Ballot Blunderers

Thousands of King County ballots went uncounted in the primary. Learn from these voters' mistakes.

Planning to fill out that Nov. 2 election ballot you just received in the mail? Remember two things: Sign it, and mail back the envelope on time. Make that three: Don’t forget to put the ballot in the envelope before you send it. Those were among the errors made by almost 15,000 King County voters in the August primary election, according to the county’s post-election analysis. As usual, every vote counts, but not every vote could be counted, and once again the democratic process failed due mostly to procrastination.

Of the 421,000 county voters (out of a million) who bothered to return their primary ballots, only 406,000 had their votes certified. The #1 cause for not being certified was not sending back the ballot by midnight of Election Day. Any dropped-off or mailed ballots not received or postmarked by that time cannot, by law, be counted. Exactly 8,800 county voters failed to meet that cutoff, and their ballots were tossed.

Another 2,842 were not counted because voters forgot to put their signatures on the envelopes before returning them. The county also was unable to verify another 2,509 signatures. The Elections Department challenged 31 votes due to name changes, 27 for not having a signature on file, and 24 because the voter had moved. Another 21 voters apparently filled out the ballot and then sent in the envelope—without the ballot.

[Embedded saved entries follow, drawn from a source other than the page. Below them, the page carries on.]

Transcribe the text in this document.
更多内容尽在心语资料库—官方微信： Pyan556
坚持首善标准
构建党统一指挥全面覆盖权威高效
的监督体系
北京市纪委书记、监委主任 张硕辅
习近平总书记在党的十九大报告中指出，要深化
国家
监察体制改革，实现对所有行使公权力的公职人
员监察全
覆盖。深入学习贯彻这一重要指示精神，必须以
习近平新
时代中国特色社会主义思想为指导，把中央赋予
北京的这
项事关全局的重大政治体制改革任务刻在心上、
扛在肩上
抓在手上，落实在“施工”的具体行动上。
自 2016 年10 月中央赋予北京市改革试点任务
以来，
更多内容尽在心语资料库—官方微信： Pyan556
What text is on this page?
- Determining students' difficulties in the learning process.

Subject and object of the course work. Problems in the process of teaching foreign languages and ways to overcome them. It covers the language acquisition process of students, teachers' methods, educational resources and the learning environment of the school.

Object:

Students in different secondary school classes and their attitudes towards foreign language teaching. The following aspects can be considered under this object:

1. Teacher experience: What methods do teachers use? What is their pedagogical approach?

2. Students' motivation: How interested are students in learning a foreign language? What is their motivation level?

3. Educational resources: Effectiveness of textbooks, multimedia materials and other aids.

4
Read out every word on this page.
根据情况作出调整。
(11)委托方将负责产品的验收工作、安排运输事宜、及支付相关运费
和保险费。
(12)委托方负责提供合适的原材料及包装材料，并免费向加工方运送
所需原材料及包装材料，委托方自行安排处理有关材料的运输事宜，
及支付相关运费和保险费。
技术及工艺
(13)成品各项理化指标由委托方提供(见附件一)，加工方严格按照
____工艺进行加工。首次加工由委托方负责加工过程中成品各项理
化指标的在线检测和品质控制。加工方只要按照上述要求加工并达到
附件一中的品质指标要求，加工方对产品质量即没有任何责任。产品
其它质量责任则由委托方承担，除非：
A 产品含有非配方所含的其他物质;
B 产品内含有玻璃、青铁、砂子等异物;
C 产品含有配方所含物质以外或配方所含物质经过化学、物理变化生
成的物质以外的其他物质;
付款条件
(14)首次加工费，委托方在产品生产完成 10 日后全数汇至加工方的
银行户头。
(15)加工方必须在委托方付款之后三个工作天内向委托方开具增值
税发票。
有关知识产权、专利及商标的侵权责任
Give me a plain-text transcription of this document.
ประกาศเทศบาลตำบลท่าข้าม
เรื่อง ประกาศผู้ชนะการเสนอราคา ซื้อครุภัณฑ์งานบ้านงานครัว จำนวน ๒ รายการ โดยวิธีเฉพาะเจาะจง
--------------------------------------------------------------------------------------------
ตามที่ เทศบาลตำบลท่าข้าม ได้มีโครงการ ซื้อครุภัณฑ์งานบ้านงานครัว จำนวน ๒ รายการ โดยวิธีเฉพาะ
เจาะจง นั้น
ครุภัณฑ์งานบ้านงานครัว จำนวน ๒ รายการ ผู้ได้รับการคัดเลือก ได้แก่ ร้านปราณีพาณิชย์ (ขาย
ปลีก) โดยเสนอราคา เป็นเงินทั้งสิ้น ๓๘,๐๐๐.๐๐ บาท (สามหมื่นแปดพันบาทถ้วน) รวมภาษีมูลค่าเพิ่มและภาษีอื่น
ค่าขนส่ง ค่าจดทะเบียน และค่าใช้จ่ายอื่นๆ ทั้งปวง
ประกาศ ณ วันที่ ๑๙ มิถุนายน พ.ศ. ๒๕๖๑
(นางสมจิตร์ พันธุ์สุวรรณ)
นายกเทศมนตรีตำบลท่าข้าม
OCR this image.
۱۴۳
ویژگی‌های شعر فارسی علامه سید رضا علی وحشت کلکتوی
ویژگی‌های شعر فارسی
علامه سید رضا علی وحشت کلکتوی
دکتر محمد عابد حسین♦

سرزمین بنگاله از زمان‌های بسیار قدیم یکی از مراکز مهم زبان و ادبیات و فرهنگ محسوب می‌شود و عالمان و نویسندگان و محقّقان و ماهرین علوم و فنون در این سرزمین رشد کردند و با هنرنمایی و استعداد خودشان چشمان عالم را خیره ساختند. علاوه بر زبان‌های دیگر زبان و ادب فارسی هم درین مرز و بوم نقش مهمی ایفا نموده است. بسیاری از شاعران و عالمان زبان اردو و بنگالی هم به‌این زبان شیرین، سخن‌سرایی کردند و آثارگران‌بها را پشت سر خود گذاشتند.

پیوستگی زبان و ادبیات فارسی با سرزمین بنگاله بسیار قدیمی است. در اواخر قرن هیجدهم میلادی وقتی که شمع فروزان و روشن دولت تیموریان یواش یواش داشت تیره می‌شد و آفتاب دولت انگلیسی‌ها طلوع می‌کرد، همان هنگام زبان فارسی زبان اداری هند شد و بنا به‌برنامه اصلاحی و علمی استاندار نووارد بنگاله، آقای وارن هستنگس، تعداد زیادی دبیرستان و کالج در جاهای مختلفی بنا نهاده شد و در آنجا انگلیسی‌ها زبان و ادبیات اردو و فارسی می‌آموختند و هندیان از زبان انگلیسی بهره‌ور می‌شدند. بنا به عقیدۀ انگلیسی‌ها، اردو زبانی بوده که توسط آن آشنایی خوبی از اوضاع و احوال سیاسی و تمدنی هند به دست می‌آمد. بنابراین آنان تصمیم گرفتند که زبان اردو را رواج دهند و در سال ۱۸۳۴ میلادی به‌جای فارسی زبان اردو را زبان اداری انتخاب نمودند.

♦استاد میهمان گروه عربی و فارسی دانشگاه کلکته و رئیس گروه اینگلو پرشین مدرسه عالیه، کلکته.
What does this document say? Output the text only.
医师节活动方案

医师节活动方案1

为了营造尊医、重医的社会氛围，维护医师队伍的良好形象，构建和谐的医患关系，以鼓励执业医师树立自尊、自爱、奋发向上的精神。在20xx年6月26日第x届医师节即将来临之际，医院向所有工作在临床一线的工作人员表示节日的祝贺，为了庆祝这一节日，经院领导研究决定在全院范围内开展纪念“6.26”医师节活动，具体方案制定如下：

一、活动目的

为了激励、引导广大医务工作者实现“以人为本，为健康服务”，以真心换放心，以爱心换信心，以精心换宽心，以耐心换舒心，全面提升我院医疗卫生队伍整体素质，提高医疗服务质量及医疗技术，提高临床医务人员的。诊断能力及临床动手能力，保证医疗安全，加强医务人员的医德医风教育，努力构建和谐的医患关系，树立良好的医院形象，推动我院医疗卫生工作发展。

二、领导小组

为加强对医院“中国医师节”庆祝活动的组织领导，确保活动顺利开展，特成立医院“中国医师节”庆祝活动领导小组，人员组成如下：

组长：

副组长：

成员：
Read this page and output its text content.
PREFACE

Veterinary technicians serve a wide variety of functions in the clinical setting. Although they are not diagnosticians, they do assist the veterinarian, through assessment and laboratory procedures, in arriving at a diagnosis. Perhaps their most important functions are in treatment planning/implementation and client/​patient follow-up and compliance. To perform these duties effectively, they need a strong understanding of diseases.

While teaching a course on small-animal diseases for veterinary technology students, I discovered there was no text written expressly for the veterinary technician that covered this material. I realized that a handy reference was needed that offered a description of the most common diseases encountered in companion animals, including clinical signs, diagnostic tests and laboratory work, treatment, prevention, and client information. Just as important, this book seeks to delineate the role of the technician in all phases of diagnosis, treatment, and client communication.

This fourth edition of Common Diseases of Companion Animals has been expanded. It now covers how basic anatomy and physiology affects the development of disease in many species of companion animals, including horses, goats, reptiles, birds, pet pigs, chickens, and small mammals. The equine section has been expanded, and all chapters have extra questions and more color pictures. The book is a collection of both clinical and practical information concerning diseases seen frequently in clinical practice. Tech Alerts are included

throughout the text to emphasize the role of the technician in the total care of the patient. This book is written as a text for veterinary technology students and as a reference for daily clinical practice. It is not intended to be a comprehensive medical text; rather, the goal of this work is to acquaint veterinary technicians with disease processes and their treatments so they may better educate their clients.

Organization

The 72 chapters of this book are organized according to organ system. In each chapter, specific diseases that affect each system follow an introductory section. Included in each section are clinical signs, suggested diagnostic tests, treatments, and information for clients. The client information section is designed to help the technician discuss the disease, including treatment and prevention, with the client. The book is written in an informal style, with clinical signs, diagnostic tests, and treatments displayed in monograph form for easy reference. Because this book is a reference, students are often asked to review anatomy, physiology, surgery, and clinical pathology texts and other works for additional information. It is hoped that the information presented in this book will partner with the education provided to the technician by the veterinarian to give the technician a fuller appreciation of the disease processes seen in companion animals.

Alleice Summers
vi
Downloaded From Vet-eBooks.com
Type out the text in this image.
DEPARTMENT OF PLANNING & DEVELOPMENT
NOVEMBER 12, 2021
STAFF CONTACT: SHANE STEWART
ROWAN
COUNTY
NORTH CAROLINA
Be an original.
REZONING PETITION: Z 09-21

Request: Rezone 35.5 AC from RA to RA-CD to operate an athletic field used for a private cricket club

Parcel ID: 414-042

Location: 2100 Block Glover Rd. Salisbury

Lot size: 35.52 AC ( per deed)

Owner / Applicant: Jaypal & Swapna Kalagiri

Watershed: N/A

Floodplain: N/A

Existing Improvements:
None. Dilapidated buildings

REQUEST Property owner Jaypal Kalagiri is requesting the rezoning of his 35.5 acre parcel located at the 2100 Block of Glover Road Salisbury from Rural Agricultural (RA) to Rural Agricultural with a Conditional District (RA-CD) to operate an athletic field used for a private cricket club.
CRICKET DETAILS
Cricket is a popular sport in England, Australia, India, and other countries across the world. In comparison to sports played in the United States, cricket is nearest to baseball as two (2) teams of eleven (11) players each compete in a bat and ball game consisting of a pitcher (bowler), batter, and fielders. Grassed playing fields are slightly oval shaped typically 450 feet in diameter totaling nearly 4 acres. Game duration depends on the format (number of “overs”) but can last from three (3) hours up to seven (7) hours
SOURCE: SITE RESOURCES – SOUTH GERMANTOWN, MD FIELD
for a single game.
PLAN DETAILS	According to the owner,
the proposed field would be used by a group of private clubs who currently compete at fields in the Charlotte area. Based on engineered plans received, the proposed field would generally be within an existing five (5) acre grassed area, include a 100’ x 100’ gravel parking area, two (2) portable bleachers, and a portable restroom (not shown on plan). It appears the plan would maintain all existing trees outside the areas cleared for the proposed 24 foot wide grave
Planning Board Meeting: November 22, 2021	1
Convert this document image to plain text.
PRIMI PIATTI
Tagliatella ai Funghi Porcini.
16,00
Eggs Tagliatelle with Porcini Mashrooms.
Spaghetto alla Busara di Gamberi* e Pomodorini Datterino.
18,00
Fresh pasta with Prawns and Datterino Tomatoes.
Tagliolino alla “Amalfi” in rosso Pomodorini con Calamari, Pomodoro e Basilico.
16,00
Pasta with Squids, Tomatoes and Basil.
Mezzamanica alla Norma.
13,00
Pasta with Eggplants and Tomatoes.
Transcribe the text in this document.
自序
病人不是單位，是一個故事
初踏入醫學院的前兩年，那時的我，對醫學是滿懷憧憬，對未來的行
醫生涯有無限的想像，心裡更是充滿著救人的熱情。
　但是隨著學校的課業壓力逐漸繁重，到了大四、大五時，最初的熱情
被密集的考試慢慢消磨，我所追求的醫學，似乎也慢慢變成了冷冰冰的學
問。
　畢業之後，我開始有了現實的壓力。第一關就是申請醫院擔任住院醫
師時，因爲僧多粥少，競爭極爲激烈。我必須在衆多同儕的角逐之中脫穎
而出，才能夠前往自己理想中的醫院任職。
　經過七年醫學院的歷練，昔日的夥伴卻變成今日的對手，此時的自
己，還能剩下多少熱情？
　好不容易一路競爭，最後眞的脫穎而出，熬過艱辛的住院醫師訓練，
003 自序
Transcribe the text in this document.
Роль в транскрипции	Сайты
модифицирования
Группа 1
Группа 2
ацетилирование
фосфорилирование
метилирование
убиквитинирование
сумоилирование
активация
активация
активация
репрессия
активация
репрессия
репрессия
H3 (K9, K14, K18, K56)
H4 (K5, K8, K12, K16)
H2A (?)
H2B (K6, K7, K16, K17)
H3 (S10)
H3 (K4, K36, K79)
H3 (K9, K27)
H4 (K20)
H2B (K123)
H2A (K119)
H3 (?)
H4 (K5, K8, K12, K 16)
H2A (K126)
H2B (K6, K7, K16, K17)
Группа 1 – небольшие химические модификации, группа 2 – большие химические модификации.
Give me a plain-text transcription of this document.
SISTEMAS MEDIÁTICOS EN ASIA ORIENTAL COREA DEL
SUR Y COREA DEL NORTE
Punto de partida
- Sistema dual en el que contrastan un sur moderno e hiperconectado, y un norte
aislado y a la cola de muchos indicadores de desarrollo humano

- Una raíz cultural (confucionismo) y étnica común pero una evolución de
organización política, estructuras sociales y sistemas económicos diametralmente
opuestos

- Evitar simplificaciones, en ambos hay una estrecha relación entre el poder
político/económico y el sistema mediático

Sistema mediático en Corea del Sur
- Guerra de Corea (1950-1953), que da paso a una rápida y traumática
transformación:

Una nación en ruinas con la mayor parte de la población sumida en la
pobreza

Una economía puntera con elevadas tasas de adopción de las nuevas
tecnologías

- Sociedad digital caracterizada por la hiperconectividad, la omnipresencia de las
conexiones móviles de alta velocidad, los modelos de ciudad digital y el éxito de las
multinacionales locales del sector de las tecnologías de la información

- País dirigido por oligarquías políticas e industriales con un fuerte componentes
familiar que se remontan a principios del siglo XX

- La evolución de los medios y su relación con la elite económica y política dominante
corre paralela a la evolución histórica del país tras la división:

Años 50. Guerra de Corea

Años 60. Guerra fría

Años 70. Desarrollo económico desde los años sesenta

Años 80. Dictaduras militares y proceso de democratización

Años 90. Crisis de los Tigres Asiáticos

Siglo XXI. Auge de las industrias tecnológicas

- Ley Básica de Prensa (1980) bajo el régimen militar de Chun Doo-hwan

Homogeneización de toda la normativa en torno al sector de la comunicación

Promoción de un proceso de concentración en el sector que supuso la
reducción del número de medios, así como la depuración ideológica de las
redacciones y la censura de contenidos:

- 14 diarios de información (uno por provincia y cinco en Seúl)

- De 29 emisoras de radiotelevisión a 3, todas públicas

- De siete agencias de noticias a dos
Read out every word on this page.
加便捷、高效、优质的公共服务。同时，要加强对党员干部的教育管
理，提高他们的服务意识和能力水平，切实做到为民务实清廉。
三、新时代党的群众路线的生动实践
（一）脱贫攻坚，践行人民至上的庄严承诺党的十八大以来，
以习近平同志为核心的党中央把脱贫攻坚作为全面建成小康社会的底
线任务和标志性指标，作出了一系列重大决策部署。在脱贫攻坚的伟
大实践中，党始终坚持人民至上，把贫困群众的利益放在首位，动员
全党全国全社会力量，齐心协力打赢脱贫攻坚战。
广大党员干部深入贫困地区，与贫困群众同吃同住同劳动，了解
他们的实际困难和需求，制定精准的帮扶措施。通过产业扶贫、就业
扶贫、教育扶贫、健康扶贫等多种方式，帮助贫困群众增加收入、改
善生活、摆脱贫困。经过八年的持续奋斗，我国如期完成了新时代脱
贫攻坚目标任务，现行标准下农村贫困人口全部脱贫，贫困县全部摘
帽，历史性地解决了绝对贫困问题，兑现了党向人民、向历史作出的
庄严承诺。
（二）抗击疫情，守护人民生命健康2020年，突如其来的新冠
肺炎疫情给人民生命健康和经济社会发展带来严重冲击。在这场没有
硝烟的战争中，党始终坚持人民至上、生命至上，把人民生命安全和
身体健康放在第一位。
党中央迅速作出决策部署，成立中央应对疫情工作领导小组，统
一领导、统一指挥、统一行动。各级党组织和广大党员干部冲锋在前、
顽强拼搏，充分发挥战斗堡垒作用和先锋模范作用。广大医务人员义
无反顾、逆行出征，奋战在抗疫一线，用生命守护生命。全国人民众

Among voters who were sent ballots for the primary, 33 turned out to be dead. Typically, says elections spokesperson Kim van Ekstrom, that’s discovered when a ballot is returned with a note by, say, a family member, informing the department of the voter’s death. Despite the jokes about graveyards voting, it’s rare that someone tries to vote by fraudulently signing a dead person’s ballot—which would likely be discovered and discarded anyway by the county’s signature-comparison procedure, which includes calling voters when signatures are questioned.

But it is possible for the votes of dead people to be validated, van Ekstrom says. “If they sent in their ballot and then died” before the Election Day tabulation, “then yes, technically we could count the vote of a deceased person.” Another reason to vote early, if not often.